Os tratamentos podem atuar essencialmente numa área específica: terapêutica local, ou em todo o corpo: terapêutica sistémica.

A terapêutica local remove, ou destrói, as células do tumor, apenas numa parte específica do corpo. A cirurgia e a radioterapia são tratamentos locais.

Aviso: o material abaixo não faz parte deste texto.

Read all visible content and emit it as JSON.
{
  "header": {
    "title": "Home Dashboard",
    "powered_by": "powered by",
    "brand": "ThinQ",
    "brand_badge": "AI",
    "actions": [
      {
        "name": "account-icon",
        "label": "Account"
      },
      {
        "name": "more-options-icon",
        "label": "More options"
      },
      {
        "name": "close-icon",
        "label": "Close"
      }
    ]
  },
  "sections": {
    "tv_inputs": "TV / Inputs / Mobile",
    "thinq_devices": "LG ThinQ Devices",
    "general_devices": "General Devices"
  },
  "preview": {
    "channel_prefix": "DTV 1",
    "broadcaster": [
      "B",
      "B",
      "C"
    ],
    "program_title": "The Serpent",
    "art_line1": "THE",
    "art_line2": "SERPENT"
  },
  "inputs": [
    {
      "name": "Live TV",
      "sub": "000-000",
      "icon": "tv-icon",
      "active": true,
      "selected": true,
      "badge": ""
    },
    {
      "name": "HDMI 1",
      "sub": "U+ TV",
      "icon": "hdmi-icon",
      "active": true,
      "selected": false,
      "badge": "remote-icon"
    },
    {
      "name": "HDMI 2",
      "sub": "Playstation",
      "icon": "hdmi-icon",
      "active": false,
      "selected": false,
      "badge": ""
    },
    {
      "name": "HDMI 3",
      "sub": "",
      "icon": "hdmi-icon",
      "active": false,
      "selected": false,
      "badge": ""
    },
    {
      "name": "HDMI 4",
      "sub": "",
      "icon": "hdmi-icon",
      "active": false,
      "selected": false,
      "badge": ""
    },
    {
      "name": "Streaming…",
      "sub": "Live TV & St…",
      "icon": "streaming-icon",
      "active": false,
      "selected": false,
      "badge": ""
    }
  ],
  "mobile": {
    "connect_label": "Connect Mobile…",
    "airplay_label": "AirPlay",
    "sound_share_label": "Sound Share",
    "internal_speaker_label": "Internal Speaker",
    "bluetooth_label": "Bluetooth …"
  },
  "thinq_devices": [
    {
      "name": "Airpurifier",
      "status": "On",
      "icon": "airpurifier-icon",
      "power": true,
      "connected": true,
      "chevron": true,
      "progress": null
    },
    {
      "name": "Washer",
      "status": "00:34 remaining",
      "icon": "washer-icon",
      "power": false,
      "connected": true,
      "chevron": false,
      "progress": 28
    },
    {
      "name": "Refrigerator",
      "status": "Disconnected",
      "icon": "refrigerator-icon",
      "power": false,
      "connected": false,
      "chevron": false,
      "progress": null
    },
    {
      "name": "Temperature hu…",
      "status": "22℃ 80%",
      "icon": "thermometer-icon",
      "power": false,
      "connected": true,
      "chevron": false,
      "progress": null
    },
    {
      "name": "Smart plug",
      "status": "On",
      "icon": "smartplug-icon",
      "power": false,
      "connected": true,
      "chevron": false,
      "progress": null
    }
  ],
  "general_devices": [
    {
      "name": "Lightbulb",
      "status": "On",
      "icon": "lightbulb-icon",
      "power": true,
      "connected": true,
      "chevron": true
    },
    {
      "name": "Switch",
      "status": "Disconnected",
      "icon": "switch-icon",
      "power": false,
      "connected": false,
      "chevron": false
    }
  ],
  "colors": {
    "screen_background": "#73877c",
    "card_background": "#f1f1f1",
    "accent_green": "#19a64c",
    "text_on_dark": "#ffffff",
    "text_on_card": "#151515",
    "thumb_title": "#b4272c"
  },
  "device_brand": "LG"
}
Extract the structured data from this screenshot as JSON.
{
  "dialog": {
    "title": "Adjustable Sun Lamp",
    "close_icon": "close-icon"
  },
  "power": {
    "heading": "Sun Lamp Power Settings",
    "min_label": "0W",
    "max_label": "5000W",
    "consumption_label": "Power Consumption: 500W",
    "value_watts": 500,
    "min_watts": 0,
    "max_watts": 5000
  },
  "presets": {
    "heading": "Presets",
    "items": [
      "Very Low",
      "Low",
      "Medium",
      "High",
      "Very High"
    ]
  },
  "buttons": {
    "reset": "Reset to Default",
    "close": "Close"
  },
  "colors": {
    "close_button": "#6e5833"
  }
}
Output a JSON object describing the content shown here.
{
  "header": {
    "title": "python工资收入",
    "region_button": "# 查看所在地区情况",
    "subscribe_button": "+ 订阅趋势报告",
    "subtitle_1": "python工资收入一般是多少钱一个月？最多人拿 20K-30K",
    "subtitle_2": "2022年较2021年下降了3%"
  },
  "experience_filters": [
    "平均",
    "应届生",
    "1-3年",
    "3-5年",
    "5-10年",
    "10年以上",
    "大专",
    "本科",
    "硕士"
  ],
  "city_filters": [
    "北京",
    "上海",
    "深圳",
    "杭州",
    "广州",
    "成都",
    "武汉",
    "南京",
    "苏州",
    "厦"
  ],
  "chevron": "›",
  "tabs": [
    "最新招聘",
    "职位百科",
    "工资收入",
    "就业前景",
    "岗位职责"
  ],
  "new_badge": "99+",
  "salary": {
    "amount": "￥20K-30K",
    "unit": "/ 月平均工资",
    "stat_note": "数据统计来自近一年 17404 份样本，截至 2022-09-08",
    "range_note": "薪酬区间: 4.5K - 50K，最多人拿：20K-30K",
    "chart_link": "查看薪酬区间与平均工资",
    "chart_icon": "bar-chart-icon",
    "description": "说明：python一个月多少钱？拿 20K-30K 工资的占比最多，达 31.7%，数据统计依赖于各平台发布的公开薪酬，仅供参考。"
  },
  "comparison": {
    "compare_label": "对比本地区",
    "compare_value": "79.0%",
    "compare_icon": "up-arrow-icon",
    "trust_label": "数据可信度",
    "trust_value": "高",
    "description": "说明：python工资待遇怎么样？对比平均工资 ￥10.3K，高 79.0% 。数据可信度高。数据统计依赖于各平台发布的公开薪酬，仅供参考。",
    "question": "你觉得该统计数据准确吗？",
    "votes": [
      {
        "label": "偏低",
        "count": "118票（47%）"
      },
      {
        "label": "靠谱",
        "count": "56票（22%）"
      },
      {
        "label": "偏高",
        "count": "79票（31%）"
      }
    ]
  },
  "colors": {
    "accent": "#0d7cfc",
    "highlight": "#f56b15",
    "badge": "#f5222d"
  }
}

A terapêutica sistémica “entra” na corrente sanguínea e “destrói”, ou controla, o cancro, em todo o corpo: mata ou, pelo menos desacelera, o crescimento das células cancerígenas que possam ter metastizado, para além do tumor original. A quimioterapia, a terapêutica hormonal e a terapêutica biológica (imunoterapia) são tratamentos sistémicos.

Tendo em conta que, provavelmente, o tratamento do cancro danifica células e tecidos saudáveis surgem, assim, os efeitos secundários. Alguns efeitos secundários específicos dependem, principalmente, do tipo de tratamento e sua extensão (se são tratamentos locais ou sistémicos). Os efeitos secundários podem não ser os mesmos em todas as pessoas, mesmo que estejam a fazer o mesmo tratamento. Por outro lado, os efeitos secundários sentidos numa sessão de tratamento podem mudar na sessão seguinte. O médico irá explicar os possíveis efeitos secundários do tratamento e qual a melhor forma de os controlar.